6 Based on the trial testimony and evidence in the record, we cannot say that the
WCJ committed manifest error in finding that the Heberts violated La.R.S. 23:1208
by continuing to accept attendant care benefits and providing the health care
providers with information that Mr. Hebert was not able to do anything for himself.
There was a consistent pattern exaggerating and misleading health care providers
about Mr. Hebert’s problems and what he could do on a day-to-day basis.
INVESTIGATION AND LITIGATION COSTS
Mr. Hebert also claims the trial court erred in awarding the LWCC
investigation and litigation costs. He contends that La.R.S. 23:1208 does not provide
for cost shifting.
Louisiana Revised Statutes 23:1208(D) provides that restitution may be
awarded for “benefits claimed or payments obtained through fraud[.]” Furthermore,
La.R.S. 23:1208(C) defines “benefits claimed or payments obtained” to also include
“reasonable costs of investigation and litigation.” Therefore, investigation and
litigation expenses may be awarded as restitution. See Wood v.

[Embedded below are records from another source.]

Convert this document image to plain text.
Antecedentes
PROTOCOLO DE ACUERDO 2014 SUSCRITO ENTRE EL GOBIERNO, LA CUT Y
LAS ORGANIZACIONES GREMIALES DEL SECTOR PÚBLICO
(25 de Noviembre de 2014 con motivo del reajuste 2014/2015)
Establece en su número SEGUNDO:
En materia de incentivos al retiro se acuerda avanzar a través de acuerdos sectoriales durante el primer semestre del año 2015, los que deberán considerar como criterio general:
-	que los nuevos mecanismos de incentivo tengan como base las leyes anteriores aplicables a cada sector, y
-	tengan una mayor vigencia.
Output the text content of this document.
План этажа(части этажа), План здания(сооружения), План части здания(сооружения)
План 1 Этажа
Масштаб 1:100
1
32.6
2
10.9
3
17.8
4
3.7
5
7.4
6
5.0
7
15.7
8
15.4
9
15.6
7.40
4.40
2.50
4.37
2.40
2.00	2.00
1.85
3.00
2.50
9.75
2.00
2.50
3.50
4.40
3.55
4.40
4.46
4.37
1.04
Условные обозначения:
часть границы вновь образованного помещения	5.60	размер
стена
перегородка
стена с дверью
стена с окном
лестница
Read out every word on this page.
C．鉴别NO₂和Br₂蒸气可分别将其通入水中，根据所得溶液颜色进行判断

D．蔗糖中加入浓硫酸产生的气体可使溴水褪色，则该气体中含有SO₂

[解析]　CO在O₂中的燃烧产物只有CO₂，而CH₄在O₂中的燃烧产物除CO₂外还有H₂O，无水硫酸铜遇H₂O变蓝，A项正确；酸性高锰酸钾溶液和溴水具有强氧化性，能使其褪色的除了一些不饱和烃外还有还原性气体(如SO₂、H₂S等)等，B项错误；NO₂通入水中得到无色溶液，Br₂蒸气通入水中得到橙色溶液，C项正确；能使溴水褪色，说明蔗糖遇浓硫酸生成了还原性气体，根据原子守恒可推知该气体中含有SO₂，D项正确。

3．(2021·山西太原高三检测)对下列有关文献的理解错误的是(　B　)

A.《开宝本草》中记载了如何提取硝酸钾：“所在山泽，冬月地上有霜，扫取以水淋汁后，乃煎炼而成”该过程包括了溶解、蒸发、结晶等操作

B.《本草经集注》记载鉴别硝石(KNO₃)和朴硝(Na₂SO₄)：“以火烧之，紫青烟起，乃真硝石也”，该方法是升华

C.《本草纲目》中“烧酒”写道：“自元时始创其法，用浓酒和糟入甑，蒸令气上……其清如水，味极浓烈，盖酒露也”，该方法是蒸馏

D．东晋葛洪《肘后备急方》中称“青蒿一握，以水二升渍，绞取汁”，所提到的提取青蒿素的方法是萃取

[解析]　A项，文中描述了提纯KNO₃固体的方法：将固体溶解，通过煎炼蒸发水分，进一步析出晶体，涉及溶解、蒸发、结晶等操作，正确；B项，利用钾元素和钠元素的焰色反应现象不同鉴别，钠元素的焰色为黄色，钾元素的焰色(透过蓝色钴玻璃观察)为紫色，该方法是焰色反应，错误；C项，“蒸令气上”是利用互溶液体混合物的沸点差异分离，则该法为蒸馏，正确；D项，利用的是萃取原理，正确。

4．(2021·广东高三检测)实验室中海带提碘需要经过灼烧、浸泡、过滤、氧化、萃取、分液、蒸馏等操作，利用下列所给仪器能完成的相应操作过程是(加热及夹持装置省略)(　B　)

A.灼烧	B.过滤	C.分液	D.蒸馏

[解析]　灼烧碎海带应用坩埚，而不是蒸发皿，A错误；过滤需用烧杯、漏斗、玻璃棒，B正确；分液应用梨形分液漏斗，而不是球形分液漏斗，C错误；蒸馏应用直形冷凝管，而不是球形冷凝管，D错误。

Brian Harris
Autoplex, 04-1316 (La.App. 1 Cir. 8/3/05), ___ So.2d ___.
CONSTITUTIONAL ISSUE
Mr. Hebert claims that the Office of Workers’ Compensation was enjoined
from adjudicating any claims or defenses under La.R.S. 23:1208 pursuant to the
Twenty-First Judicial District Court’s ruling in In re Melancon, Number 2004-
003200.
We first note that a constitutional issue decided by a city court, district court,
or appellate court is not binding on the courts of co-ordinate jurisdiction. City of
Shreveport v. Baylock, 107 So.2d 419 (La.1958). Furthermore, this court, in an en
banc decision, determined that the Office of Workers’ Compensation has subject-
7 matter jurisdiction to adjudicate claims under La.R.S. 23:1208. Lanthier v. Family
Dollar Store, 02-429 (La.App. 3 Cir. 1/8/03), 848 So.2d 605. Therefore, we find that
this assignment of error has no merit.
For the reasons expressed in this opinion, we affirm the decision of the Office
of Workers’ Compensation. Costs of this appeal are assessed to Gregory Hebert.